Bengt Nirje on Normalization
Produced in 1993 by David Goode / The Minnesota Governor's Council on Developmental Disabilities
Changing Social Conditions and Institutions
Bengt Nirje: So this is what the development has come to, there has been a lot of development, and that is not because of the principle. That is because so many social conditions. It's because of so much new knowhow in psychology, in pedagogy, in social training, in administration, learning from old mistakes and learning what can be done. And that has created… and the change in the economical conditions in the '60s and the '70s. And the more the conditions grow and the more people were able, the more impossible institution conditions became. That's why we revolt. I didn't broke this place up.

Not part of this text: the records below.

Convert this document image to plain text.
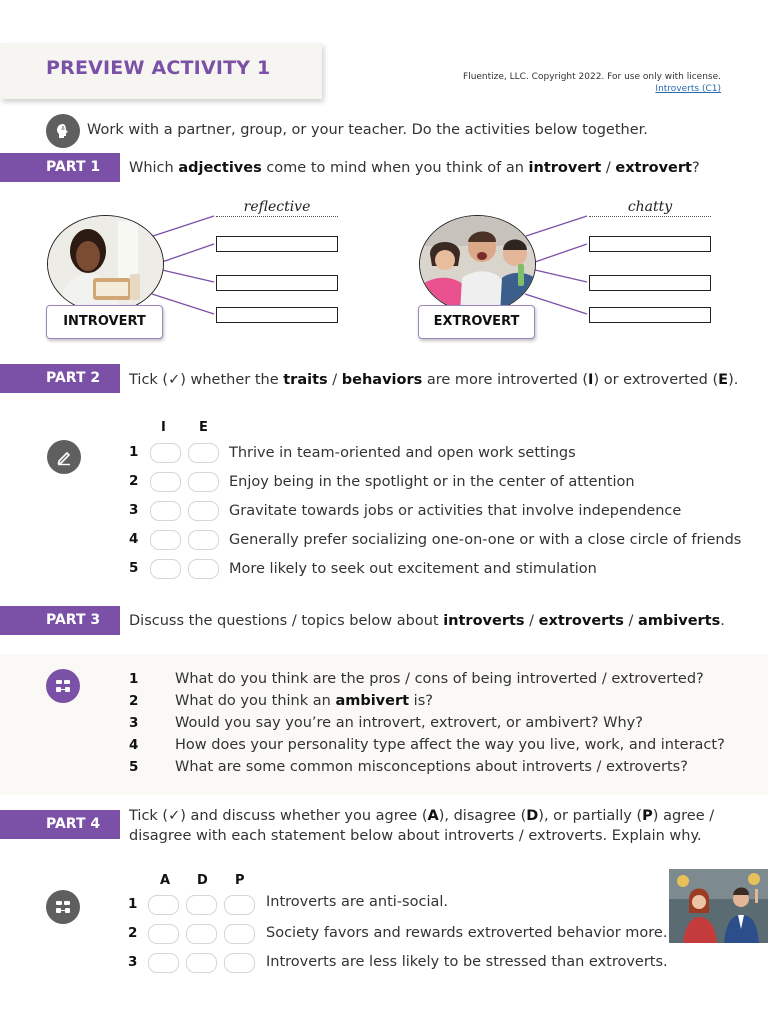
PREVIEW ACTIVITY 1	Fluentize, LLC. Copyright 2022. For use only with license.
Introverts (C1)
Work with a partner, group, or your teacher. Do the activities below together.
PART 1	Which adjectives come to mind when you think of an introvert / extrovert?
INTROVERT
reflective
EXTROVERT
chatty
PART 2	Tick (✓) whether the traits / behaviors are more introverted (I) or extroverted (E).
I	E
1	Thrive in team-oriented and open work settings
2	Enjoy being in the spotlight or in the center of attention
3	Gravitate towards jobs or activities that involve independence
4	Generally prefer socializing one-on-one or with a close circle of friends
5	More likely to seek out excitement and stimulation
PART 3	Discuss the questions / topics below about introverts / extroverts / ambiverts.
1	What do you think are the pros / cons of being introverted / extroverted?
2	What do you think an ambivert is?
3	Would you say you’re an introvert, extrovert, or ambivert? Why?
4	How does your personality type affect the way you live, work, and interact?
5	What are some common misconceptions about introverts / extroverts?
PART 4	Tick (✓) and discuss whether you agree (A), disagree (D), or partially (P) agree /
disagree with each statement below about introverts / extroverts. Explain why.
A D P
1	Introverts are anti-social.
2	Society favors and rewards extroverted behavior more.
3	Introverts are less likely to be stressed than extroverts.
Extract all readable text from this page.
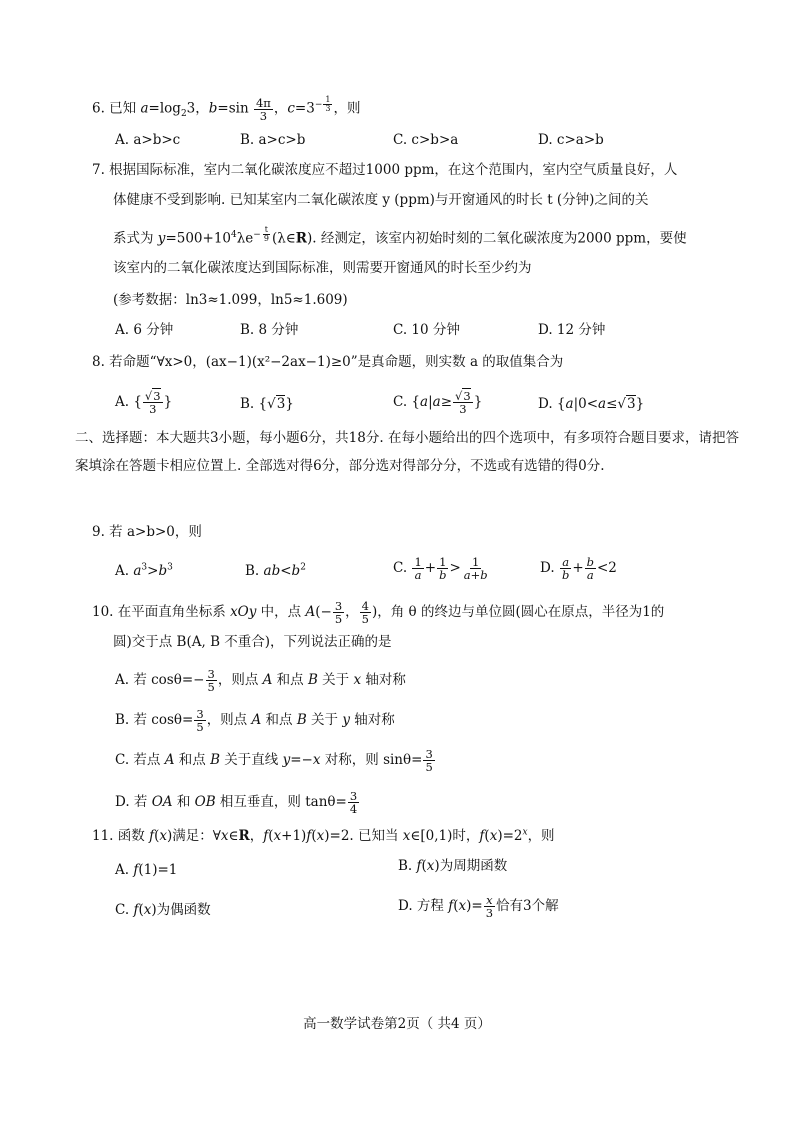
6. 已知 $a=\log_23$，$b=\sin \frac{4\pi}{3}$ ，$c=3^{- \frac{1}{3}}$ ，则
A. a>b>c	B. a>c>b	C. c>b>a	D. c>a>b
7. 根据国际标准，室内二氧化碳浓度应不超过1000 ppm，在这个范围内，室内空气质量良好，人
体健康不受到影响. 已知某室内二氧化碳浓度 y (ppm)与开窗通风的时长 t (分钟)之间的关
系式为 $y=500+10^4\lambda e^{- \frac{t}{9}}$ (λ∈R). 经测定，该室内初始时刻的二氧化碳浓度为2000 ppm，要使
该室内的二氧化碳浓度达到国际标准，则需要开窗通风的时长至少约为
(参考数据：ln3≈1.099，ln5≈1.609)
A. 6 分钟	B. 8 分钟	C. 10 分钟	D. 12 分钟
8. 若命题“∀x>0，(ax−1)(x²−2ax−1)≥0”是真命题，则实数 a 的取值集合为
A. { $\frac{√3}{3}$ }	B. {√3}	C. {$a|a\ge \frac{√3}{3}$ }	D. {a|0<a≤√3}
二、选择题：本大题共3小题，每小题6分，共18分. 在每小题给出的四个选项中，有多项符合题目要求，请把答案填涂在答题卡相应位置上. 全部选对得6分，部分选对得部分分，不选或有选错的得0分.
9. 若 a>b>0，则
A. $a^3>b^3$	B. $ab<b^2$	C. $\frac{1}{a} + \frac{1}{b} > \frac{1}{a+b}$	D. $\frac{a}{b} + \frac{b}{a} <2$
10. 在平面直角坐标系 xOy 中，点 $A(- \frac{3}{5}$ ， $\frac{4}{5}$ )，角 θ 的终边与单位圆(圆心在原点，半径为1的
圆)交于点 B(A, B 不重合)，下列说法正确的是
A. 若 $\cos\theta=- \frac{3}{5}$ ，则点 A 和点 B 关于 x 轴对称
B. 若 $\cos\theta= \frac{3}{5}$ ，则点 A 和点 B 关于 y 轴对称
C. 若点 A 和点 B 关于直线 y=−x 对称，则 $\sin\theta= \frac{3}{5}$
D. 若 OA 和 OB 相互垂直，则 $\tan\theta= \frac{3}{4}$
11. 函数 f(x)满足：∀x∈R，f(x+1)f(x)=2. 已知当 x∈[0,1)时，$f(x)=2^x$，则
A. f(1)=1	B. f(x)为周期函数
C. f(x)为偶函数	D. 方程 $f(x)= \frac{x}{3}$ 恰有3个解
高一数学试卷第2页（ 共4 页）
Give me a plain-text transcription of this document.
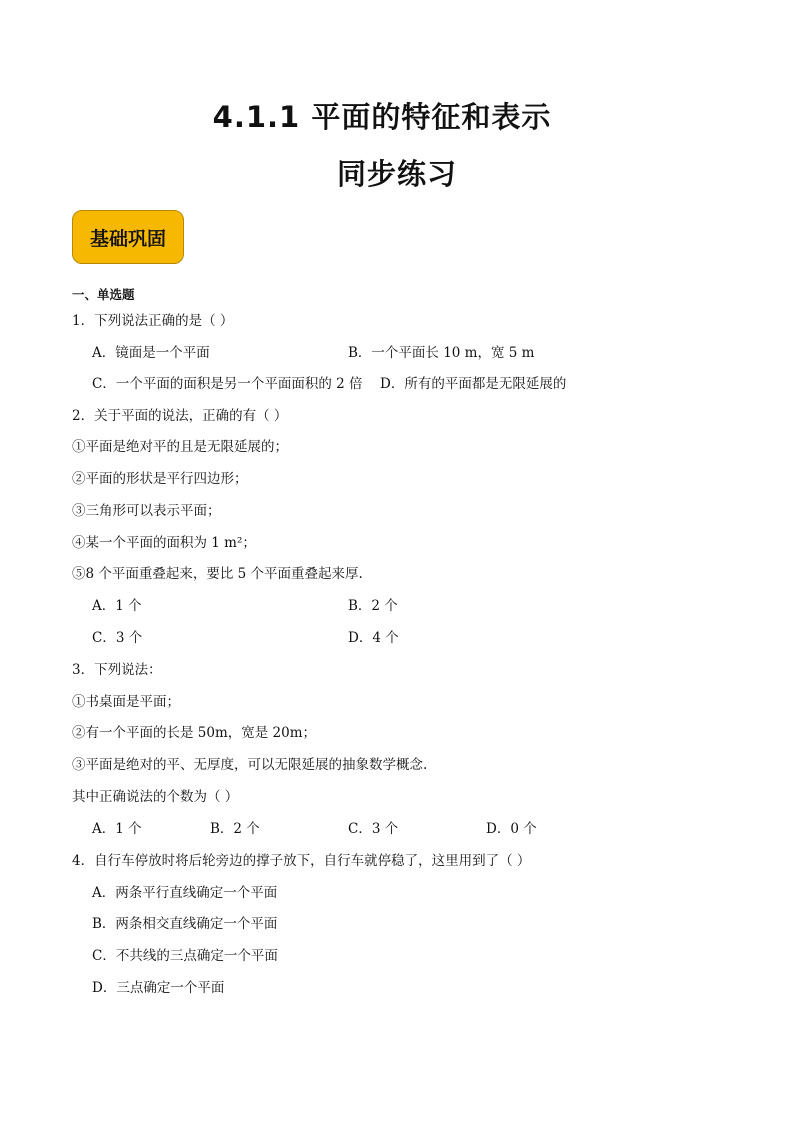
4.1.1 平面的特征和表示
同步练习
基础巩固
一、单选题
1．下列说法正确的是（ ）
A．镜面是一个平面	B．一个平面长 10 m，宽 5 m
C．一个平面的面积是另一个平面面积的 2 倍 D．所有的平面都是无限延展的
2．关于平面的说法，正确的有（ ）
①平面是绝对平的且是无限延展的；
②平面的形状是平行四边形；
③三角形可以表示平面；
④某一个平面的面积为 1 m²；
⑤8 个平面重叠起来，要比 5 个平面重叠起来厚.
A．1 个	B．2 个
C．3 个	D．4 个
3．下列说法：
①书桌面是平面；
②有一个平面的长是 50m，宽是 20m；
③平面是绝对的平、无厚度，可以无限延展的抽象数学概念.
其中正确说法的个数为（ ）
A．1 个	B．2 个	C．3 个	D．0 个
4．自行车停放时将后轮旁边的撑子放下，自行车就停稳了，这里用到了（ ）
A．两条平行直线确定一个平面
B．两条相交直线确定一个平面
C．不共线的三点确定一个平面
D．三点确定一个平面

Social conditions are the pressures. [Inaudible] impossible to do so. Now we can say that we know that institutions only make the mentally handicapped more stupid than they needed to be. That they made the staff retarded, professionally retarded because they didn't relate their work to what really the effects of their work. Because it disappeared in this joint. The work is only in… comes into fruit in the social context of the community that I can see the result of the work and the value of the learning, of the service provider.
That created for development, for staff development and [Inaudible]. And it makes, of course, idiots out of appropriation committees and people that collect money and put it into monuments. That is still not useful for anything else, for anything, especially not the mentally handicapped.